German industrial corporation

LAPP is a German corporate group based in Stuttgart in the cable and optical fibre industry. The holding company of the group is Lapp Holding SE. The LAPP Group employs approximately 5,700 people.

== Company profile ==
LAPP develops, manufactures and distributes products for cable and connection technology. Its customers are active in sectors including mechanical engineering, industrial automation, energy, mobility, food processing, industrial communications and infrastructure. The company develops and manufactures cables, industrial connectors, cable glands, cable harnesses, and communication technology products for industrial applications.

Since around 2010, Lapp has been supplying cables for electric vehicles.

== History ==
In 1959, Ursula Ida Lapp and her husband Oskar Lapp founded U.I. Lapp KG in Stuttgart to manufacture and distribute Oskar Lapp's invention Ölflex, the first industrially produced flexible control cable with color coding.
In 1963, the first company-owned factory was opened, and in 1965 the headquarters — until then the family-owned house in Stuttgart-Vaihingen — was relocated to the nearby Schultze-Delitzsch-Straße, where it remains today. In 1966, LAPP started producing rectangular industrial connectors.

The company's international expansion began in 1976 with the establishment of its first foreign subsidiary in the United States. Following the sudden death of Oskar Lapp in 1987, Ursula Ida Lapp, alongside her sons Siegbert and Andreas Lapp, took over the leadership of the corporate group. In 1998, the first production site in India was opened in Bangalore.

In 2004, LAPP and Jebsen & Jessen founded a joint venture, JJ-Lapp, to focus on the Southeast Asian market.

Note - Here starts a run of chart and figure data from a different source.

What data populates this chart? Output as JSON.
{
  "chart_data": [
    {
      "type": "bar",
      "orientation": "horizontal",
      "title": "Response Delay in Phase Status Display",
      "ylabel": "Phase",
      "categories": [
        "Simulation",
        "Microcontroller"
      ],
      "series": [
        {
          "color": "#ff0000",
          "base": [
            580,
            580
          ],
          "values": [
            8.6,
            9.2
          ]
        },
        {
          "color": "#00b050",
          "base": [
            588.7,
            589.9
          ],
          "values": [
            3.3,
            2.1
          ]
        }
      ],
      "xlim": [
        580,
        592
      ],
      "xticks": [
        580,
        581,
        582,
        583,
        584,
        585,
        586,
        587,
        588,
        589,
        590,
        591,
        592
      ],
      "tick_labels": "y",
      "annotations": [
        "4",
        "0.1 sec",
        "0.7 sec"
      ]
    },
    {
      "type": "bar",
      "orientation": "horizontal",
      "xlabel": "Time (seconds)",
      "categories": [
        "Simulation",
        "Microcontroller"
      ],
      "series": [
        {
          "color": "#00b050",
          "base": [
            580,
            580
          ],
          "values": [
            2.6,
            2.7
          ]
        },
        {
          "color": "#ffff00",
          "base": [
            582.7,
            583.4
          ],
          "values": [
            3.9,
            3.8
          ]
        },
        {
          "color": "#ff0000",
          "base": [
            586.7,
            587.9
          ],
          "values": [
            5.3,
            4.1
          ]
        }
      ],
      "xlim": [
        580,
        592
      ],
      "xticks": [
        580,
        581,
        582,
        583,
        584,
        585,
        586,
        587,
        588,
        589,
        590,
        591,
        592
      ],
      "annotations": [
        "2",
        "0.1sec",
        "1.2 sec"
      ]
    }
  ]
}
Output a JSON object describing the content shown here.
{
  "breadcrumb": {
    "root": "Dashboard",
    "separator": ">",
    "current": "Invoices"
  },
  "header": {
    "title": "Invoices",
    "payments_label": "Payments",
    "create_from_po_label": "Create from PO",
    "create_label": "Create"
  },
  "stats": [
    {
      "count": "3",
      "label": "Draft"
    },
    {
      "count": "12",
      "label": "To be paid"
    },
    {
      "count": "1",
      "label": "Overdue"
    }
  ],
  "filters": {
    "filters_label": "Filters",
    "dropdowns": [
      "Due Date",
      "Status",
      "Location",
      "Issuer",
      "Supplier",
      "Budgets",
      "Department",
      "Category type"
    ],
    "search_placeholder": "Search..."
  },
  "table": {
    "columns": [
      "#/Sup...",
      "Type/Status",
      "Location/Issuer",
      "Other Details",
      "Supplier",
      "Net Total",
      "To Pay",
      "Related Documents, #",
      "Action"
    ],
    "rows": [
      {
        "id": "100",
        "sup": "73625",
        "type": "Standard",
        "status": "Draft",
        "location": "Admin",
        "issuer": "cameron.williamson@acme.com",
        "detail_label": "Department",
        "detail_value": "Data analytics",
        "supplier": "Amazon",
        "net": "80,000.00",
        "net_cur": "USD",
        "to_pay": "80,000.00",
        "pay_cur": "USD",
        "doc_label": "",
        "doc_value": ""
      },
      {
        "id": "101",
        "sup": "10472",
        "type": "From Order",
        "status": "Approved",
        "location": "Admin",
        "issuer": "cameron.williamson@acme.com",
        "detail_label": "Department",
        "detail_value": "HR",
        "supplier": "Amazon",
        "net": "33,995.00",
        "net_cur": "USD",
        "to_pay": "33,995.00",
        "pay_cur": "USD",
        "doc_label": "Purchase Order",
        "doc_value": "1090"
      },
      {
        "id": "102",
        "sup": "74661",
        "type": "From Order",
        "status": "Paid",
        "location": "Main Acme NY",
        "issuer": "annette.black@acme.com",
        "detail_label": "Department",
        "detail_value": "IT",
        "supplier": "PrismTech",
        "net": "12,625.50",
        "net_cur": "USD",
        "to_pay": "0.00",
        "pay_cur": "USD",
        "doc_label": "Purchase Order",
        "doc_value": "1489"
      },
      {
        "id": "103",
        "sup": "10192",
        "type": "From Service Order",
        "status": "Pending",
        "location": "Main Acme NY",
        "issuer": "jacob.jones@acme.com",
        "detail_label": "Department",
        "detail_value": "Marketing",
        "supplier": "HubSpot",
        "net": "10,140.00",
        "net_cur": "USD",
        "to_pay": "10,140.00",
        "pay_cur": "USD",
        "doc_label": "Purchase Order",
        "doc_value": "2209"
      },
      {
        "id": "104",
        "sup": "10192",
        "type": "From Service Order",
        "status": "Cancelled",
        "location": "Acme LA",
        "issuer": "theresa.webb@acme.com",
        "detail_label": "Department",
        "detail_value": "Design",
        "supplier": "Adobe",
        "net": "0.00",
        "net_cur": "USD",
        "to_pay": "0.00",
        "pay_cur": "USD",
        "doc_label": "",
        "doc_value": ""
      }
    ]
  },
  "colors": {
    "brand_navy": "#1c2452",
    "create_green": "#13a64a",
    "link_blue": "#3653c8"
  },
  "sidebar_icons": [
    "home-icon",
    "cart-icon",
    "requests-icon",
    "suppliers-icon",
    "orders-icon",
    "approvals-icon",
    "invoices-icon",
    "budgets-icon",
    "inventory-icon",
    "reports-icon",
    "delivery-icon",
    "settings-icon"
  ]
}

In 2016, the group acquired the Italian company CEAM Cavi Speciali, based in Monselice, which specializes in data cables for industrial Ethernet and fieldbus systems.

In October 2022, Matthias Lapp succeeded Andreas Lapp as Chairman of the Executive Board of LAPP Group, marking the transition of the company's operational management to the third generation of the family.

In 2025, LAPP acquired all shares of JJ-Lapp.